Jane - haha. I read this as I eat Ramen noodles for lunch...ahhhh. And so it goes.
But really, how about the money that gets tossed into NYC to put this shindig (did i spell that right? I never wrote that one out before) on - There is no reason not to do this in Pennsylvania.
Gotta go - lunch is getting cold!
-BipartisanBetty

AboveAvgJane said...

Betty,

What?! You mean you don't get to have $100 lunches on the public dime! I'm shocked that these perks aren't extended to the hardworking folks who keep H'burg and the state gov't going. Seriously, Ramen noodles are pretty good, aren't they? I have them for lunch sometimes myself. Creamy chicken is my favorite.

The articles I read on the PA Society did mention efforts to move the event to Pennsylvania but they never seem to get anywhere. Maybe it could alternate between Philly and P'burgh.

I have my dictionary handy because I had to look up a word for a recent blog entry. According to Mr. Webster you have shindig right.

Thanks for the post. Enjoy your lunch!

J. J. Janos said...

The Pennsylvania Society is a fine organization where commonwealth history, companionship and conversation takes place in different parts of Pennsylvania.

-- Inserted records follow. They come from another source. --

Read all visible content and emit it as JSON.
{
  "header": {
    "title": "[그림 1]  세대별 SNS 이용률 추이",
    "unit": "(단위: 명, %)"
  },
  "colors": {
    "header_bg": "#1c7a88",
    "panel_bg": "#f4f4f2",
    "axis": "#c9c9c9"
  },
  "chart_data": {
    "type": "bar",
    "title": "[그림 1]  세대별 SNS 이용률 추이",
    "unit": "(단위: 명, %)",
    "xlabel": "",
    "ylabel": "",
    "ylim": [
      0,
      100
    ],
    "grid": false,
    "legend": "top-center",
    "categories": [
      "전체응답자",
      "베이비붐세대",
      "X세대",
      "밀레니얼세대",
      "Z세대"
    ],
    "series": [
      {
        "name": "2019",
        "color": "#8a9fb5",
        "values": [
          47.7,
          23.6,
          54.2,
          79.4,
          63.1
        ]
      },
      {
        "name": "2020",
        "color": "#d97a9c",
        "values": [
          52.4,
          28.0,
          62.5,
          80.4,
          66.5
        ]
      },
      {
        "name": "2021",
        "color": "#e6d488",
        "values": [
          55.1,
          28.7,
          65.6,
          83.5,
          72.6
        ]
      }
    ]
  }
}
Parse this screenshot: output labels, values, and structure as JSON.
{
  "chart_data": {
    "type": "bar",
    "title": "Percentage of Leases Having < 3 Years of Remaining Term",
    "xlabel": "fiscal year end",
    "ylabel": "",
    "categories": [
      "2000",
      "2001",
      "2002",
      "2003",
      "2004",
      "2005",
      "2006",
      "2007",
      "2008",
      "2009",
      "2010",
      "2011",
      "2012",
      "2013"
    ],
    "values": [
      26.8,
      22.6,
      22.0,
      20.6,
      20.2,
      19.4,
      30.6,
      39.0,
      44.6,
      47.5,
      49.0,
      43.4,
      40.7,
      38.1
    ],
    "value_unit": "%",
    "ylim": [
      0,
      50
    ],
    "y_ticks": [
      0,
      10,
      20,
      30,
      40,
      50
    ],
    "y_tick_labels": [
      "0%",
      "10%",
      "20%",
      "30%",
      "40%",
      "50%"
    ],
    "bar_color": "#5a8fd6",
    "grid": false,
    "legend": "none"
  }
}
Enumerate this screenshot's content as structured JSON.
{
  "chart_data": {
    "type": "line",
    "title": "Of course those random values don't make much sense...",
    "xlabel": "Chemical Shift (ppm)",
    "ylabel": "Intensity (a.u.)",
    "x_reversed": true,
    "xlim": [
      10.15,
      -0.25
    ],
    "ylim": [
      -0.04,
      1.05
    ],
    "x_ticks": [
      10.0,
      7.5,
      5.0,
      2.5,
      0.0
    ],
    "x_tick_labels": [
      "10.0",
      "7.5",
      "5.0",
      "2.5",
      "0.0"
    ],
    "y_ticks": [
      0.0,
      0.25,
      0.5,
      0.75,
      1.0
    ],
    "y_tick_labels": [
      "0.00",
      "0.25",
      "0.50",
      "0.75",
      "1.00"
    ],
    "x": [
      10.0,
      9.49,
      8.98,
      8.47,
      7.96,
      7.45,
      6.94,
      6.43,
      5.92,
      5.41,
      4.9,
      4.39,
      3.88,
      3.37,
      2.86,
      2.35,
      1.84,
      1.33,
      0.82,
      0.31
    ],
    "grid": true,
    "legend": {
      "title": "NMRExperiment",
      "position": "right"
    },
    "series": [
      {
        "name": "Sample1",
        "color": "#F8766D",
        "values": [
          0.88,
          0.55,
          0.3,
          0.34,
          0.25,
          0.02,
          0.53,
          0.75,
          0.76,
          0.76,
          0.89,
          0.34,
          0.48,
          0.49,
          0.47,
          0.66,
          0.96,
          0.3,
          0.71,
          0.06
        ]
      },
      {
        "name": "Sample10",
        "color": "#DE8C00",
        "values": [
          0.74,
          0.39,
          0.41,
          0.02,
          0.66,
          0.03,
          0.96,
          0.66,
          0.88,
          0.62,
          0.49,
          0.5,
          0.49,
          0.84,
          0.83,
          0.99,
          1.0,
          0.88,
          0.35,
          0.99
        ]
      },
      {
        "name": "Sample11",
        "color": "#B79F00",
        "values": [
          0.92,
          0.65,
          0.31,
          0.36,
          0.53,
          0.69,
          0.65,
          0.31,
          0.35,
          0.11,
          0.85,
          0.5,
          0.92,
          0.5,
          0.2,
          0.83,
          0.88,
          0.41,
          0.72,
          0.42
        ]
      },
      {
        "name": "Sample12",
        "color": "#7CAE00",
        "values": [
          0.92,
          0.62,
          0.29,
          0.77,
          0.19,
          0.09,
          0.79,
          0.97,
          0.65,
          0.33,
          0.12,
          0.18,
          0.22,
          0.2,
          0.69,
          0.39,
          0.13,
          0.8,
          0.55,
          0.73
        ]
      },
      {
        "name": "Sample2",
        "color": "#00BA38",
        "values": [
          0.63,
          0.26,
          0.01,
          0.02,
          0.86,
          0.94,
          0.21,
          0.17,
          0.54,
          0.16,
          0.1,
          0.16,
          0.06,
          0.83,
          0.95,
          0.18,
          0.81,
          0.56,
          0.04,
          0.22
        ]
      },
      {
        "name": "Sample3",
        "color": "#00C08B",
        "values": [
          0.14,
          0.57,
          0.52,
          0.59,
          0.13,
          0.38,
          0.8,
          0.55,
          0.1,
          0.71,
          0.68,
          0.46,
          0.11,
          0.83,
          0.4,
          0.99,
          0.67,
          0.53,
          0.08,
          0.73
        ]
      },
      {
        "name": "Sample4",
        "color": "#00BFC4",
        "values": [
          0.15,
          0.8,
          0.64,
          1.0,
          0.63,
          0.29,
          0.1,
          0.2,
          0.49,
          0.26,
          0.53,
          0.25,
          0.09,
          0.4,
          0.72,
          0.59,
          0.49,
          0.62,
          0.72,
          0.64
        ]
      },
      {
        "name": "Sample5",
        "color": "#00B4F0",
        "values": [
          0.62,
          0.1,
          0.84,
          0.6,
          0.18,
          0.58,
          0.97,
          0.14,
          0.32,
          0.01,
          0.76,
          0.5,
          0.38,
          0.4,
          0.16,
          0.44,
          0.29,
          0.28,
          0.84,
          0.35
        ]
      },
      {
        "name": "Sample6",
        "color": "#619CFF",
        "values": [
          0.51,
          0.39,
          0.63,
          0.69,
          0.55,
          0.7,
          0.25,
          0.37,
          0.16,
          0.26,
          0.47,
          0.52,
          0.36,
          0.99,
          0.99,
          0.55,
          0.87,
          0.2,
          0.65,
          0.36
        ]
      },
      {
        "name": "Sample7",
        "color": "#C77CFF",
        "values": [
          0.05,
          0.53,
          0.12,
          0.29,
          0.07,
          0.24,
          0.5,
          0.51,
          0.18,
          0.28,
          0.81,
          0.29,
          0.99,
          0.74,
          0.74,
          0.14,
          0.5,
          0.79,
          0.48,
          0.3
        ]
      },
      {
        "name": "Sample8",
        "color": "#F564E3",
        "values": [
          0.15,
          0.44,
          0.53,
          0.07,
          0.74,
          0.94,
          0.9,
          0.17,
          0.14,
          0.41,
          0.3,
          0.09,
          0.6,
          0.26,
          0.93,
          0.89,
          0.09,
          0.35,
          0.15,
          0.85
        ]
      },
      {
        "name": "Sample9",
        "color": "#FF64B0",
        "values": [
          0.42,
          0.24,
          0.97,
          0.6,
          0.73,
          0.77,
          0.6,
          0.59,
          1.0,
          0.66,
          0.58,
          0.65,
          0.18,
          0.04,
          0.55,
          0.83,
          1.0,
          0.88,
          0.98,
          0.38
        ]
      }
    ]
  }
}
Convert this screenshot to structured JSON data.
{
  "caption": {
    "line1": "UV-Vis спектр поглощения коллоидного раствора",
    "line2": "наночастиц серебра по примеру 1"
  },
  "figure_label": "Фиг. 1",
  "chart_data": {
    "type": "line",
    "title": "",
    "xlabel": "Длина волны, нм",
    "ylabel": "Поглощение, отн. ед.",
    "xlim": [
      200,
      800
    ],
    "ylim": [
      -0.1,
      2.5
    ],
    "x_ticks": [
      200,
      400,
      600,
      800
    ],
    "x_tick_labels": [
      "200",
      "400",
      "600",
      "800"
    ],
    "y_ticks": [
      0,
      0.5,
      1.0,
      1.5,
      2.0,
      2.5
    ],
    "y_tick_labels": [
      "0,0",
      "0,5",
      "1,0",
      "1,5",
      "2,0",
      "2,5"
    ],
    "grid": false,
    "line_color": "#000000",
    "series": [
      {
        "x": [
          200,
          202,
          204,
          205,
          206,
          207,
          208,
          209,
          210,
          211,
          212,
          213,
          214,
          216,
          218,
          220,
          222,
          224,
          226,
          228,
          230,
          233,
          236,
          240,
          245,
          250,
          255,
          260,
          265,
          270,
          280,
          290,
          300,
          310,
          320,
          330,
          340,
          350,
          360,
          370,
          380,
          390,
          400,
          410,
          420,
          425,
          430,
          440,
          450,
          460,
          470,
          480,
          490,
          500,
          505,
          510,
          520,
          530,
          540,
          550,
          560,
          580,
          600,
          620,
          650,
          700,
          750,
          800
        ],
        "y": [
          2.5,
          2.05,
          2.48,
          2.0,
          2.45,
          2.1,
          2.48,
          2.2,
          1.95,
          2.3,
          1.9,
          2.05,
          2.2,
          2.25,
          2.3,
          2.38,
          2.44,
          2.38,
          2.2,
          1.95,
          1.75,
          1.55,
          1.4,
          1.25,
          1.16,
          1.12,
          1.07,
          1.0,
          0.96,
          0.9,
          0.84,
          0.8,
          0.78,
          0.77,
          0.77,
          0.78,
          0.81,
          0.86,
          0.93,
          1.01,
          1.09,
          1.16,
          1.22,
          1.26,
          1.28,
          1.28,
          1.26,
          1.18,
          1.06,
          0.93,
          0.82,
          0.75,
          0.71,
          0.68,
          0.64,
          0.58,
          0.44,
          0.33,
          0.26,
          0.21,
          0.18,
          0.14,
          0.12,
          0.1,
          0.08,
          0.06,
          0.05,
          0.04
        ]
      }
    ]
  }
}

The Annual Dinner in New York is the longest contract in Waldorf Astoria history and a place to enjoy just before christmas along with Broadway and Rockefeller Center.

If you love the Commonwealth of Pennsylvania you will enjoy The Pennsylvania Society.

Anonymous said...

aboveavgjane,

Your previous response is no better than the liberal newspapers that fail to report 100% of the story. Instead you focus on issues that you heard/read and make your own assumptions.

it's time to get your facts straight before you respond. PA Society is founded by individuals who pay their own way to attend this weekend. No public money is used. What perks do you speak of? Last time I checked (less then one week ago), one had to be a citizen of PA to join and that's it.